Citizens poured in Leimert Park Thursday evening to call for justice in the case of an unarmed teen gunned down in a gated Florida community by a volunteer captain of a neighborhood watch group.
"The meaning of what this moment is, for the young African American who could have similar experience in different areas of the world," said Ishmael Kannike, father and demonstrator.
The shooting of 17-year-old Trayvon Martin last month in Sanford, Fla. has sparked reaction across the country. Neighborhood watch volunteer George Zimmerman, 28, has said he shot Martin, who was visiting the home of his father's girlfriend in the gated community, in self-defense.
"It's been over a month since this young man was murdered," said Rev. Lewis Logan, with Ruach Christian Church. "His blood still cries from the ground."
Hip-hop arist and activist Yolanda "YoYo" Whitaker used social media to draw friends and fans in LA to rally for Trayvon.
"Had the young man been a white 17 year old, hooded in a commnity and the killer been a Black man 260 pounds, we wouldn't be having this discussion," she said.
Demonstrators in South LA joined thousands that rallied with Martin's parents Thursday in Sanford, Fla., where the town's police chief now said he's "temporarily" stepping down.
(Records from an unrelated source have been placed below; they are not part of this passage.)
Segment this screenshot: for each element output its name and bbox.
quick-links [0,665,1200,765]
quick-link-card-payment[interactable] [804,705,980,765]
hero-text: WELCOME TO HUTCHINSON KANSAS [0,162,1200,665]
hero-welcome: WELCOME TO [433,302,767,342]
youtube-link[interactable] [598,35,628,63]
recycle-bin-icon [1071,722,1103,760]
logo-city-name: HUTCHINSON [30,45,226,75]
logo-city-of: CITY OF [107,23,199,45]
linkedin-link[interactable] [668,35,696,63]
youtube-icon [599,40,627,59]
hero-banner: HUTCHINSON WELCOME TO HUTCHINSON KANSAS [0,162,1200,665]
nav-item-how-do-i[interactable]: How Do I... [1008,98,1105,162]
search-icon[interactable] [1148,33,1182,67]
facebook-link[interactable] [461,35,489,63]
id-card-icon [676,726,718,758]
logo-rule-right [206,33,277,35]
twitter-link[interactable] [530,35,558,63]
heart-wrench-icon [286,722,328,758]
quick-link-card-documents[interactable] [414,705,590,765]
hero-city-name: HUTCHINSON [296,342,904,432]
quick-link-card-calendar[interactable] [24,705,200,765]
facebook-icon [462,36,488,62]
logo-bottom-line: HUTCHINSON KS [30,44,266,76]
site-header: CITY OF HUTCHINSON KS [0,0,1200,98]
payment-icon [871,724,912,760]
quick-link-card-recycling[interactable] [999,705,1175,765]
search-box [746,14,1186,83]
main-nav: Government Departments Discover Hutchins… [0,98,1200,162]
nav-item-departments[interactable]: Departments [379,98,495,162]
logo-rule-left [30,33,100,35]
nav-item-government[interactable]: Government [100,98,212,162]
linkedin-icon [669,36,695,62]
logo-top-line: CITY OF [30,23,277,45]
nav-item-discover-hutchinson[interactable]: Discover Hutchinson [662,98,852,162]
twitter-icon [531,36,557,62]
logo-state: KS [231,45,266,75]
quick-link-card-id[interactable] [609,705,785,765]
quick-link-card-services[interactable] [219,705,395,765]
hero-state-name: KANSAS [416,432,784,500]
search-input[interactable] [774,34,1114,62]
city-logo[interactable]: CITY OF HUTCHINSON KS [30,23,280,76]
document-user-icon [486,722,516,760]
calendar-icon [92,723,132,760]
"We mad as hell, and we aren't taking this anymore," said Delana Sowell, who took part in the rally in Leimert Park.
Sowell, like thousands of other protesters across the country, is angry because the man who shot Martin hasn't been arrested.
"Everybody want to take matters into their own hands," Sowell said. "Nobody want to tolerate with anybody."
Another local demonstration is scheduled for Saturday at Hollywood and Highland.
The Rev. Al Sharpton attended a rally in Sanford Thursday, a day after that city's council voted 3-2 that it had no confidence in Police Chief Bill Lee Jr., who later announced he was temporarily leaving his post.
"We did not come here for a temporary leave of absence, we came for permanent justice. Arrest Zimmerman now," Sharpton said.
The Florida state attorney for Seminole County announced Tuesday that a grand jury would be investigating the case. The U.S. Justice Department and the FBI announced on Monday that they had also begun an investigation into the shooting.
"This is not about a black thing or white thing," said mother Sybrina Fulton during a march Wednesday in New York. "It's a right or wrong thing."